# How to use steam table to solve the following:?

A compressor adiabatically & reversibly compresses a mixture of saturated water and steam from a pressure 1.01 bar and specific volume of 1.5 m^3/kg to 0.313 m^3/kg. USE STEAM TABLES to find the following:

a) fraction of steam at the compressor entrance.

b) the exit entropy in kJ/kgK

c) The exit pressure in bar.

I have the Thermodynamic and Transport Properties of Fluids steam table (by Rogers ad Mayhew). I have no idea how to use it to solve for the above. Please help me. Best answer for the first person to offer help :-) Thanks!

### 2 Answers

- az_lenderLv 77 years agoBest Answer
Go to some page entitled "Saturated Water Properties, SI Units" or like that.

Part(a)

At exactly 1 bar, the specific volume of the steam portion would be 1.694 m^3/kg.

At 1.013 bar, the specific volume of the steam portion would be 1.673 m^3/kg.

Therefore, at 1.01 bar, the specific volume of the steam portion will be around 1.678 m^3/kg.

The specific volume of the water portion will be very close to 0.001 m^3/kg,

so if the specific volume of the mixture is 1.50 m^3/kg, you have

1.678 F + 0.001(1-F) = 1.500

where "F" is the fraction of steam.

1.677 F = 1.499 => F = 89.4%

(b) I think the "adiabatically & reversibly" means that delta-S = 0.

Therefore, we just have to find the ENTRANCE entropy,

On the tables I'm looking at, the entropies of water and steam respectively are

1.307 kJ/(kg K) and 7.358 kJ/(kg K for 1.01 bar.

For a mixture that's 89.38% steam, the specific entropy would be

(0.1062)(1.306 kJ/kg K) + (0.8938)(7.358 kJ/kg K) = 6.715 kJ/(kg K)

This is the entrance entropy, but I believe it's the exit entropy as well.

(c) So we need to find a pressure where a specific volume of 0.313 m^3/kg

could correspond to a specific entropy of 6.715 kJ/(kg K).

At 543.1 kPa, the specific volume of the steam portion is 0.3468 m^3/kg

and at 617.8 kPa, the specific volume of the steam portion is 0.3071 m^3/kg.
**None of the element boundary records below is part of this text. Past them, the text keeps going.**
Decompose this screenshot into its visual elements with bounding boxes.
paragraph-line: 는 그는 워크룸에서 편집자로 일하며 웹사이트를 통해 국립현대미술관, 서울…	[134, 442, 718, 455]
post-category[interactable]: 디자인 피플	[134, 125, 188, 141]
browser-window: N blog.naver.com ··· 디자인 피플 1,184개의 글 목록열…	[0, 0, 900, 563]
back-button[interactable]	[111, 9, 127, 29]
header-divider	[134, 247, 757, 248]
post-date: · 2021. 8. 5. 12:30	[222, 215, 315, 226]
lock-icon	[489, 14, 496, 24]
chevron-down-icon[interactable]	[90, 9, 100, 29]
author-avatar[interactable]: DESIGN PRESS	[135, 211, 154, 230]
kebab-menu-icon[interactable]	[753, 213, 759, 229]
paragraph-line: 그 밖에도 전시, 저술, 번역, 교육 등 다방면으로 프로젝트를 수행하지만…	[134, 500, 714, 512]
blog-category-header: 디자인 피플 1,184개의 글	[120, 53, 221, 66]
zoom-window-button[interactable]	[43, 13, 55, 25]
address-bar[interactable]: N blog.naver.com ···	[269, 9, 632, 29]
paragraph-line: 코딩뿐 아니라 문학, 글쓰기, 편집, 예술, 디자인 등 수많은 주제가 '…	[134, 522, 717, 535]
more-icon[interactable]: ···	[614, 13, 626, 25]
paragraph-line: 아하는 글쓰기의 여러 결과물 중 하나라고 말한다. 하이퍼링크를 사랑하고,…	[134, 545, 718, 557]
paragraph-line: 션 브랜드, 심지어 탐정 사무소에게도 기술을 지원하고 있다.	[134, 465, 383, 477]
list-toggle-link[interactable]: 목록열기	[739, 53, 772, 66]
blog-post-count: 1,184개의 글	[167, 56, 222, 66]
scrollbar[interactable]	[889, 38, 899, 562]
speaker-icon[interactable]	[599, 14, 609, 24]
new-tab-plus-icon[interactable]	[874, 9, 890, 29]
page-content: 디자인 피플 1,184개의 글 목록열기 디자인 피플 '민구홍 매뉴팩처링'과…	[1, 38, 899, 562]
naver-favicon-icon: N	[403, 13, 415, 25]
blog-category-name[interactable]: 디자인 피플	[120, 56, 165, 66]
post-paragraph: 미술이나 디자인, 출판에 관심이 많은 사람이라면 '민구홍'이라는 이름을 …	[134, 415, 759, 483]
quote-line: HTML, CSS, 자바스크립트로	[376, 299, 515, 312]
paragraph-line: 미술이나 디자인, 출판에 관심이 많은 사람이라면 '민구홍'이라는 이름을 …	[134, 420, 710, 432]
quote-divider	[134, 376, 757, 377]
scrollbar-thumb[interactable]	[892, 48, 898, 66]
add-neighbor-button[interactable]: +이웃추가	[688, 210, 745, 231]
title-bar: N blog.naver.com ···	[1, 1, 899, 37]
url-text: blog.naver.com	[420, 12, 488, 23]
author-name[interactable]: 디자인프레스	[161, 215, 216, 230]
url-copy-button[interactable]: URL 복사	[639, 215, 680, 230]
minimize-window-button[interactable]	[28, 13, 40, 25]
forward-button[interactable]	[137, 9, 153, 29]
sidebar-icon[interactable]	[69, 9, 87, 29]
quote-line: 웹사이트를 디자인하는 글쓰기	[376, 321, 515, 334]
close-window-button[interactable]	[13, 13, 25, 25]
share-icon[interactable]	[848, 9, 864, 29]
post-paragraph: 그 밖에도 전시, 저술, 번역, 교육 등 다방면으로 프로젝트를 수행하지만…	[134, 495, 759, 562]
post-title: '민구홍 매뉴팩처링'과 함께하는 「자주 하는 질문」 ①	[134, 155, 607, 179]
For the moment, I'm going to fudge the volume of the water portion, which will

account for no more than 1/300 of the overall volume.

If the specific volume of steam portion is (let's say) 0.314 m^3/kg,

then the pressure should be about

617.8 kPa - (7/38.7)(617.8 kPa - 543.1 kPa) = 604 kPa

but let's see what steam fraction that gives in entropy-land...

Specific entropy of saturated steam at 604 kPa would be about 6.758 kJ/(kg K),

and the specific s of saturated water at 604 kPa would be about 1.934 kJ/(kg K).

For this to end up as a specific entropy of 6.715 kJ/(kg K),

we would need

6.758 F + 1.934 (1 - F) = 6.715

4.824 F = 4.781 and F = 99%, which makes no sense to me.

I would be thinking the steam fraction should decrease in the compression.

So you can't trust my answer to part (c) [604 kPa absolute],

but I'm pretty comfortable with parts(a) and (b).